Hungarian industrialist

Count Mihály Mátyás Cseszneky de Milvány et Csesznek (1910–1975) was a Hungarian industrialist and nobleman, and nominal Grand Voivode of Macedonia.

Count Mihály Cseszneky's father was an inventor and impoverished aristocrat, while his mother was the only daughter and heir of a wealthy grain merchant with extended commercial links throughout Austria-Hungary and the Balkans. After World War I, most of their properties were confiscated by the Serbian government.

In the 1930s, Count Cseszneky played an important role in the restoration of the mill industry of Hungary. In September 1943, after the forced abdication of his brother Count Gyula Cseszneky de Milvány et Csesznek, he was proclaimed Grand Voivode of Macedonia, but he did not respond to the offer. During the Nazi German occupation of Hungary he actively helped his former business partner Giorgio Perlasca to save the life of the persecuted Jews.

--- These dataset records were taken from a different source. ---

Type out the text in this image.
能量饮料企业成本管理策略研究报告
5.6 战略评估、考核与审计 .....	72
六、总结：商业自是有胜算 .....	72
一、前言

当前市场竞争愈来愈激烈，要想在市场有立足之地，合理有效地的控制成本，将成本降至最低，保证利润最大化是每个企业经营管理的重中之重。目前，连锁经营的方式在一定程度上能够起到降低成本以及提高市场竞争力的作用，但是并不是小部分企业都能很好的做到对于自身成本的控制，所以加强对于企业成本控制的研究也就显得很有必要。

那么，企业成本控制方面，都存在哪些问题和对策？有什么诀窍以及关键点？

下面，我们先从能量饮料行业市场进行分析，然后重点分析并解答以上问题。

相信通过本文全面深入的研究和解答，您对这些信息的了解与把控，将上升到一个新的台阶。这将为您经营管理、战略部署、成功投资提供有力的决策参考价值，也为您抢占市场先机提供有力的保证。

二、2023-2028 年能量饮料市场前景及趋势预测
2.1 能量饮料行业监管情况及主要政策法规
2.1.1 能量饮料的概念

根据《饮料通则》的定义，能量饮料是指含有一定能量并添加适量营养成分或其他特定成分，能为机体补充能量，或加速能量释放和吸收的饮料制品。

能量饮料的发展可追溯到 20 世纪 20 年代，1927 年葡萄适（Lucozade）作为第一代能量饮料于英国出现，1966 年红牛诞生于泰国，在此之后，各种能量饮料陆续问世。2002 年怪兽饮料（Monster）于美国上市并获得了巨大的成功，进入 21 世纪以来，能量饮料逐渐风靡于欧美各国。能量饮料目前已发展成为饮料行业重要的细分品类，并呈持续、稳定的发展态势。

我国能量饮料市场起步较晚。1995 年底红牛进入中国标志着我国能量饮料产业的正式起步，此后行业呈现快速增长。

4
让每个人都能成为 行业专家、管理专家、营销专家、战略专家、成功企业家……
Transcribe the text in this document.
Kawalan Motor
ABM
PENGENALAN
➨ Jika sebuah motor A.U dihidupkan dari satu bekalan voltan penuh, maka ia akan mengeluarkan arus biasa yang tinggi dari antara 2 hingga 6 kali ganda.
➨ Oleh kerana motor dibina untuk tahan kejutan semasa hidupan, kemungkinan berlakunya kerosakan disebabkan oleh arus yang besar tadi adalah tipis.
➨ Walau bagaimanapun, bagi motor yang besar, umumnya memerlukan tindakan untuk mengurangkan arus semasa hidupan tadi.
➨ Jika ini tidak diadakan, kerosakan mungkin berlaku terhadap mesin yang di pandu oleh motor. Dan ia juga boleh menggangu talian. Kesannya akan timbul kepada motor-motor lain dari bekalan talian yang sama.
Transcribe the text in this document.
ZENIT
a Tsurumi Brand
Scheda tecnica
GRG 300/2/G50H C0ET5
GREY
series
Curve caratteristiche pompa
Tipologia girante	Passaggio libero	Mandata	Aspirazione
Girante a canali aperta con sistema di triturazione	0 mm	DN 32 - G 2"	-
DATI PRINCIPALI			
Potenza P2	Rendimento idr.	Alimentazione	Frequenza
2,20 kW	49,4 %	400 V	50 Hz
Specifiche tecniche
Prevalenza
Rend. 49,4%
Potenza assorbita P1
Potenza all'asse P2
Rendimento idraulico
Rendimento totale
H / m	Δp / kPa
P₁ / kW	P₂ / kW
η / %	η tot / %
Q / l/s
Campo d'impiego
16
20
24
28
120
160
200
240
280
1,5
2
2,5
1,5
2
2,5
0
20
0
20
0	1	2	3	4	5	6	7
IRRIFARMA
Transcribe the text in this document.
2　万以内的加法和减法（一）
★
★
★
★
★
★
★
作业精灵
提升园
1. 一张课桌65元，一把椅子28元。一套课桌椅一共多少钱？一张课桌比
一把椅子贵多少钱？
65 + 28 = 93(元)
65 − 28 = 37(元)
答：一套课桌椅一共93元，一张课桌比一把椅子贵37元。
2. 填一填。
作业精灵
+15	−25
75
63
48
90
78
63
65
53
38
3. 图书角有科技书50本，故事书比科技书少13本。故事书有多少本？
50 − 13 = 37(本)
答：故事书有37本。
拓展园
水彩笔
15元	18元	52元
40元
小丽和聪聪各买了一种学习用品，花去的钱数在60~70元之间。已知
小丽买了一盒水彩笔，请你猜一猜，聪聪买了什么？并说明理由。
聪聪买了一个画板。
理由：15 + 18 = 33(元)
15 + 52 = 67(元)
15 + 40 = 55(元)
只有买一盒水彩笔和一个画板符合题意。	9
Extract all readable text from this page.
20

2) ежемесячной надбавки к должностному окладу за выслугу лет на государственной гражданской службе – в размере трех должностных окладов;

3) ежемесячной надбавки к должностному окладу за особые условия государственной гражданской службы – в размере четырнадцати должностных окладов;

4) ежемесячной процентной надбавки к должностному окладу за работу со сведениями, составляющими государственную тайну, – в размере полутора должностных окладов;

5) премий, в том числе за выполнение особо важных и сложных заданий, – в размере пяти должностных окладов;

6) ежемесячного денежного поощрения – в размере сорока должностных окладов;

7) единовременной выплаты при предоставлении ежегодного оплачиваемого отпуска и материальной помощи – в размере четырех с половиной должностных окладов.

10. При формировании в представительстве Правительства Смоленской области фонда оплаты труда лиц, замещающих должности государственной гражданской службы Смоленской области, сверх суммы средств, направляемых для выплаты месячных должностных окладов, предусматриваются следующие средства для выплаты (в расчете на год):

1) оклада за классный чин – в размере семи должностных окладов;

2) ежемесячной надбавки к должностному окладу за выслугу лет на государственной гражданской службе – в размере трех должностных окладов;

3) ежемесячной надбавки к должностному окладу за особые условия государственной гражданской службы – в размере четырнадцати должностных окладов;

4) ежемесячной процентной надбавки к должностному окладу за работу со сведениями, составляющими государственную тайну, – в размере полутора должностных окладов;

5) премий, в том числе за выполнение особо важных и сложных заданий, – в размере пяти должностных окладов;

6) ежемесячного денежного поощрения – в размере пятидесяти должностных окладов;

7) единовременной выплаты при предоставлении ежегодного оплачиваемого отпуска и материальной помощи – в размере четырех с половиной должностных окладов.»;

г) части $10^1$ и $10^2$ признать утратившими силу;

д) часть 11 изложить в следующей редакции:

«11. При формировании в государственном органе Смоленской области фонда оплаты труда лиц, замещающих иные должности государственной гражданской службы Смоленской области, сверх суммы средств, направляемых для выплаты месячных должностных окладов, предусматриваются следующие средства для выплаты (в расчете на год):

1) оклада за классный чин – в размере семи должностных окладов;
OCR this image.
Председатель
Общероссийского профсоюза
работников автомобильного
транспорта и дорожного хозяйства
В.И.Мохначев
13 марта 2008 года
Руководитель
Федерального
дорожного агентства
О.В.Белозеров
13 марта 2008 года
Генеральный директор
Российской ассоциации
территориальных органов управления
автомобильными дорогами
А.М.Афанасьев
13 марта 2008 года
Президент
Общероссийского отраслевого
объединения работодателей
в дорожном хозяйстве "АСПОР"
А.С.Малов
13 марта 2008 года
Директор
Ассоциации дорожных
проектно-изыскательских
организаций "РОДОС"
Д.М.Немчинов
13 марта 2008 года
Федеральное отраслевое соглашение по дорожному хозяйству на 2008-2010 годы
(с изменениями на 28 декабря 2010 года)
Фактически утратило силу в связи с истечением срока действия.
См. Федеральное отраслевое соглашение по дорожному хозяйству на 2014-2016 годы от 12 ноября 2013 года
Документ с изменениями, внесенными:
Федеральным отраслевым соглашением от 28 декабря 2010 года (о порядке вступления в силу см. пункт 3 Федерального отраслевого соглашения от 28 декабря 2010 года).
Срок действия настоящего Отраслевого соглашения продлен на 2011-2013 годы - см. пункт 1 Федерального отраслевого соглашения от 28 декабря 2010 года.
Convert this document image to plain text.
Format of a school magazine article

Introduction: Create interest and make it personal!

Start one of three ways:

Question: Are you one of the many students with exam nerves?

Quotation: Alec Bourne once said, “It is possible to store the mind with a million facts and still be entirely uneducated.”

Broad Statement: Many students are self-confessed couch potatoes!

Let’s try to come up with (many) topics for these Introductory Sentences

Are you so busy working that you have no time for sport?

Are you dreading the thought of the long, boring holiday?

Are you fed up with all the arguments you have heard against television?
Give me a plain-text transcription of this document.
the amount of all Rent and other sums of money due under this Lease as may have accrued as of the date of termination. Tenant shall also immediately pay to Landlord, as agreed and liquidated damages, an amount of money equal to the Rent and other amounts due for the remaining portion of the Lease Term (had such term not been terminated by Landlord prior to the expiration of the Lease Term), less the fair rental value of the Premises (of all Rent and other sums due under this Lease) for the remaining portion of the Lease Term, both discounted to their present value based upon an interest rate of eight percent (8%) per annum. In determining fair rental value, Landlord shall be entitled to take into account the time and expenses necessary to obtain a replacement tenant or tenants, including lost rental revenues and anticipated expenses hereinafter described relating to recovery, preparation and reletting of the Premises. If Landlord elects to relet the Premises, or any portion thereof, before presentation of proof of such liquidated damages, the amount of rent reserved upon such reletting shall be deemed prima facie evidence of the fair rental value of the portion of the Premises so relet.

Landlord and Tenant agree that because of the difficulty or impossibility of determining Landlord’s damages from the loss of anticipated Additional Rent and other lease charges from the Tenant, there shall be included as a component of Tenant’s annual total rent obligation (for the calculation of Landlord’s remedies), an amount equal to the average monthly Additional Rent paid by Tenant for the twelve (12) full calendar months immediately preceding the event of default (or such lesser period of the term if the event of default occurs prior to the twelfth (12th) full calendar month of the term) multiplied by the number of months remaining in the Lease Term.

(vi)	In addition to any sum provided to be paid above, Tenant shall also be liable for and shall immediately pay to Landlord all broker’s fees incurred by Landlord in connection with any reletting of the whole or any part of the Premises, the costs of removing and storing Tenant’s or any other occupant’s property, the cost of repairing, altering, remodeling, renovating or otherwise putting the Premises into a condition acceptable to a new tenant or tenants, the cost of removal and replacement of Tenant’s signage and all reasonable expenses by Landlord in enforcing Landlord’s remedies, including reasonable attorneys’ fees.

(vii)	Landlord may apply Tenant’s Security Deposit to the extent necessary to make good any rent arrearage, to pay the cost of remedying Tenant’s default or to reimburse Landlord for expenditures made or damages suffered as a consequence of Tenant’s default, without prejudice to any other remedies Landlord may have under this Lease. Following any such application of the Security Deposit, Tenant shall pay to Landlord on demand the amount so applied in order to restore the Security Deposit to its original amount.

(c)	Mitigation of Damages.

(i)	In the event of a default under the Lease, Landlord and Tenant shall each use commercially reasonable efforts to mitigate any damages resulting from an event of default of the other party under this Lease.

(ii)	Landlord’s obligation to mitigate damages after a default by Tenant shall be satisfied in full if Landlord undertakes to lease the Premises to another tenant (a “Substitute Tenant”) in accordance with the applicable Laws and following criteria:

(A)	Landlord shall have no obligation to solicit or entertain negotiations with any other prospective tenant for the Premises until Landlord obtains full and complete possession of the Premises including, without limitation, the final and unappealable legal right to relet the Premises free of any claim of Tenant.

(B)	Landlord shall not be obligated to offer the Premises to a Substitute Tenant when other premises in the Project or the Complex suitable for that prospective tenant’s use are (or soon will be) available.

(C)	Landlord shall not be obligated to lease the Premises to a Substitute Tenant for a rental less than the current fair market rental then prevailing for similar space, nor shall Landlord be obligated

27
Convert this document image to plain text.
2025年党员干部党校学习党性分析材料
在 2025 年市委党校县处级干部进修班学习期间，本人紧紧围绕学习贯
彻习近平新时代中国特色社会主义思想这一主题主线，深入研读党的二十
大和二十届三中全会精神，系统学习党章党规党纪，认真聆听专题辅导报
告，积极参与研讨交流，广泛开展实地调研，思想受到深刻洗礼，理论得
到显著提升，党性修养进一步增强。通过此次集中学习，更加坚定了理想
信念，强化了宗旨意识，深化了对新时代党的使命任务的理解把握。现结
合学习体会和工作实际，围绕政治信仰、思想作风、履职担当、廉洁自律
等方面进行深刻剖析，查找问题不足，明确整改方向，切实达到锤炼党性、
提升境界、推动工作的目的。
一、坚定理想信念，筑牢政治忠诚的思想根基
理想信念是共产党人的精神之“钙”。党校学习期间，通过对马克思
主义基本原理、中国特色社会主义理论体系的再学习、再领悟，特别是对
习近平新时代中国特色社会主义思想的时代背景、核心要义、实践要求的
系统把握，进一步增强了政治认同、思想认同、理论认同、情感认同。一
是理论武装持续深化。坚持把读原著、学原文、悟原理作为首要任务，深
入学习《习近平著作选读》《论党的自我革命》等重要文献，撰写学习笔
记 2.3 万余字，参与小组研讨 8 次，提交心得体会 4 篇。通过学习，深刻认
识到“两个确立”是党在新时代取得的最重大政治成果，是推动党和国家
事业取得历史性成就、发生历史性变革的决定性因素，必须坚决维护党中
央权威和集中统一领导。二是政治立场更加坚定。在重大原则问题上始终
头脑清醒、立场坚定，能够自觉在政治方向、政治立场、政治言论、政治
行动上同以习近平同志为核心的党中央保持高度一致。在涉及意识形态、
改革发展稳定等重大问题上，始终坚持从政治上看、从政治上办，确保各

After World War II his properties were confiscated by the Hungarian and Yugoslav Communist regimes. As an aristocrat and prominent supporter of the Civic Democratic Party, he was labelled a class enemy and was deported to a re-education camp, along with his wife and young children. As a political prisoner, Count Mihály Cseszneky spent several years in jail and forced labour camps in Komló and Sztálinváros. He died in 1975.

Count Mihály married a Hungarian noble lady with whom he had four children, among them Count László Cseszneky de Milvány et Csesznek, whose son Count Miklós Cseszneky de Milvány et Csesznek is the current head of the family.